MANILA, Philippines — The government’s outstanding debt sustained an uptrend in May to breach the P11-trillion mark amid the Duterte administration’s continued borrowing binge to fund ballooning pandemic expenses.
The state’s debt burden stood at P11.07 trillion as of May, up 0.73% month-on-month, the Bureau of the Treasury reported Monday. Since the beginning of the year, obligations have accumulated by 13%.
Data showed the heavier debt load was due to increased borrowing onshore. But this was offset by a strong peso that brought down the value of foreign liabilities.
Broken down, local debts, which accounted for 71.5% of the entire debt pile, inched up 1.3% month-on-month to P7.92 trillion in May “as a result of the net issuance of government securities” like Treasury bonds and bills.

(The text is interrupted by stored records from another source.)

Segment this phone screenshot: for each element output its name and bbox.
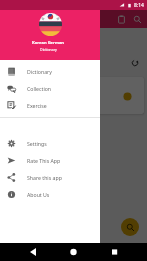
button[interactable]: Favorite xyxy=(120,89,134,103)
button[interactable]: About Us xyxy=(0,186,100,203)
staticText: Dictionary xyxy=(40,47,57,52)
staticText: Exercise xyxy=(27,102,47,109)
button[interactable] xyxy=(0,0,147,261)
staticText: Rate This App xyxy=(27,157,61,164)
button[interactable]: Rate This App xyxy=(0,152,100,169)
button[interactable]: Settings xyxy=(0,135,100,152)
button[interactable]: Refresh xyxy=(128,56,142,70)
button[interactable]: Dictionary xyxy=(0,63,100,80)
button[interactable]: Share this app xyxy=(0,169,100,186)
button[interactable]: Favorite xyxy=(3,77,144,114)
staticText: 8:14 xyxy=(134,2,144,9)
staticText: Share this app xyxy=(27,174,62,181)
button[interactable]: Collection xyxy=(0,80,100,97)
staticText: Collection xyxy=(27,85,52,92)
button[interactable]: Exercise xyxy=(0,97,100,114)
button[interactable]: Search xyxy=(121,218,139,236)
button[interactable]: Clipboard xyxy=(113,11,129,27)
staticText: About Us xyxy=(27,191,50,198)
button[interactable]: Search xyxy=(129,11,145,27)
staticText: Settings xyxy=(27,140,47,147)
staticText: Korean German xyxy=(32,40,64,46)
staticText: Dictionary xyxy=(27,68,52,75)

On the other hand, external debts in May inched down 0.74% from the preceding month to P3.16 trillion due to “P28.58 billion impact of local-currency appreciation against the US dollar”. The government also paid foreign loans that fell due during the month.

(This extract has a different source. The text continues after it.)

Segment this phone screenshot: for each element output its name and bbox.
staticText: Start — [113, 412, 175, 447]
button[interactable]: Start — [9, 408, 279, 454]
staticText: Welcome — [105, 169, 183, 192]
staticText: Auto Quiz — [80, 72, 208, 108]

The continued ascent of debts was expected. This year, economic managers are open to adding P170 billion on existing spending to finance a much-needed relief package, all while prolonged lockdowns continue to sap state revenues. The additional expenditures, in turn, would bloat the state’s budget deficit, as a share of the economy, to a record 9.4% this year.
To bridge the massive fiscal gap, the government wants to borrow P3.02 trillion from local and foreign sources this year.